I made the turn at first base to head for second as the ball continued to bounce away from the first baseman and right fielder.

The capacity crowd of four woke up and cheered (I think).

Then it happened. I had a tennis shoe blow-out fifteen feet past first base. I hit black ice disguised as dirt…and I fell hard…I mean the ground shook…almost!

My left knee hit the ground first and then my right leg took an unnatural twist…better known as “An AARP side effect”…and I felt the muscle pop. It’s quite a mental shift to hit safely and then fall hard. Come to think of it, first base has been my injury nemesis in the past as well. About 20 years ago I hit a ground ball to the short-stop whose throw to first base was a little up-line. It connected with my jaw and broke it in two places. I was safe at first that time, also, and then slumped to the ground.

Some have reminded me that I hit 59 last Sunday, so there must be some correlation between 59 and falling hard. Perhaps my old cleats being at Goodwill had something to do with it just as much! I’m going with the cleats story.

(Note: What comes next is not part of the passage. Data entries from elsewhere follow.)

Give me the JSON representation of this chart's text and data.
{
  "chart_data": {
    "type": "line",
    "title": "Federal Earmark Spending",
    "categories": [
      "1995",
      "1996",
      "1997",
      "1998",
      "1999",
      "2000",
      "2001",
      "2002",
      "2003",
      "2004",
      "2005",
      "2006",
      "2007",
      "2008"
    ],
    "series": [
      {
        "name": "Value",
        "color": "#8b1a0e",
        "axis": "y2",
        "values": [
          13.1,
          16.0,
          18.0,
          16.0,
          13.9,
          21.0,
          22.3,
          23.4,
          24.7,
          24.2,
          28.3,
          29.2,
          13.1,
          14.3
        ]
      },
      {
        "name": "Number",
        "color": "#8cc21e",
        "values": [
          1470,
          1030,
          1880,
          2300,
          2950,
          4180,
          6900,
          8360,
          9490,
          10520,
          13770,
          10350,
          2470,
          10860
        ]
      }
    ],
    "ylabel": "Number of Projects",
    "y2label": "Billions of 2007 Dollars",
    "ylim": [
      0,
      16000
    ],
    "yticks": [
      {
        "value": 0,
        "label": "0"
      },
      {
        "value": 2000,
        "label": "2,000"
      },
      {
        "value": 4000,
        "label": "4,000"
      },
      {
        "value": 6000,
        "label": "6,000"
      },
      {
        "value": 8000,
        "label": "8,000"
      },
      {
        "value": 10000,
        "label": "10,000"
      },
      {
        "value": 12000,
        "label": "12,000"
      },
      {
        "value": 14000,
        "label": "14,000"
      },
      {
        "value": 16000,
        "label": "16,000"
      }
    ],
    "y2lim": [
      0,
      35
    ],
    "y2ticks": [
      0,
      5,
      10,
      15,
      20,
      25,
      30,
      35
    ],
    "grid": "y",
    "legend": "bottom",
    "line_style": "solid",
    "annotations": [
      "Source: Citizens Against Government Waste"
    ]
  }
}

It reminds me of the story of Elijah in 1 Kings 18 where he defeats the 450 prophets of Baal. He is in the groove, on a tear! But then Jezebel makes death threats, and Elijah falls hard. He goes down. His stumble takes the form of a flee for his life and then a hiding in a cave.

Sometimes our stumbles happen as quickly as trying to turn a single into a double. Sometimes our stumbles happen gradually as we allow pride, power, and position to blind us to the cliff we are hovering on.

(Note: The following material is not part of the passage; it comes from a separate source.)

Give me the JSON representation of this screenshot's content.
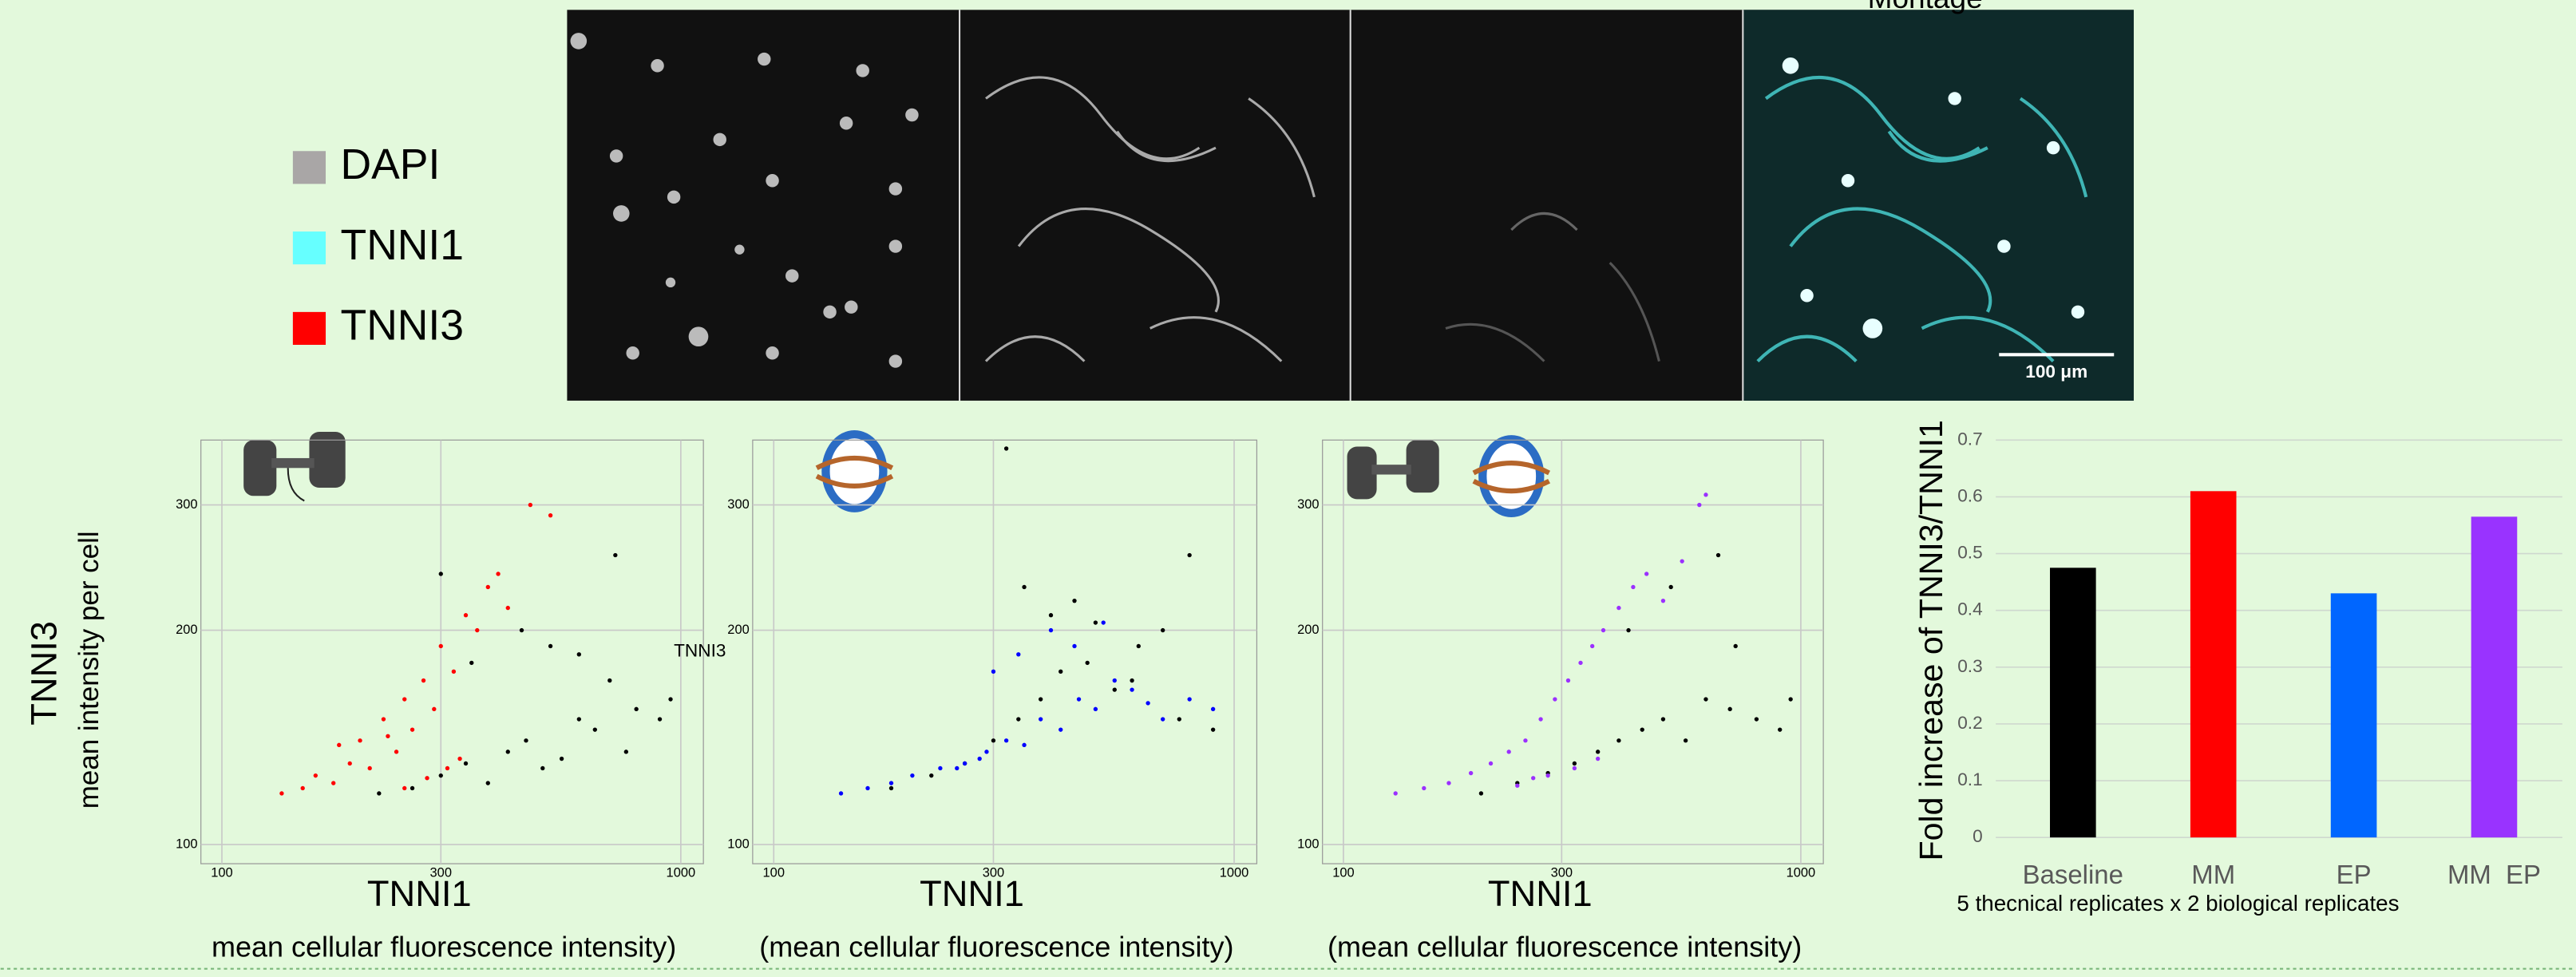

Following my stumble something else happened that is significant. After I hobbled back to first base  and got a sub to take my place, my teammates came to my rescue with concern (and maybe a little chuckling) and encouragement. Thelma, a lady I deeply admire and respect, asked me about a dozen times during the rest of the game if I was okay. Others gave me pats on the back. No one said “That should be a lesson to you about whether you should be playing this game or not.”

When someone in the faith community stumbles there needs to be someone to pick him back up again. Being the church is not a spectator sport.

After my Roy Hobbs hit and titanic crash…we all went out for ice cream! There’s just something extremely right about that!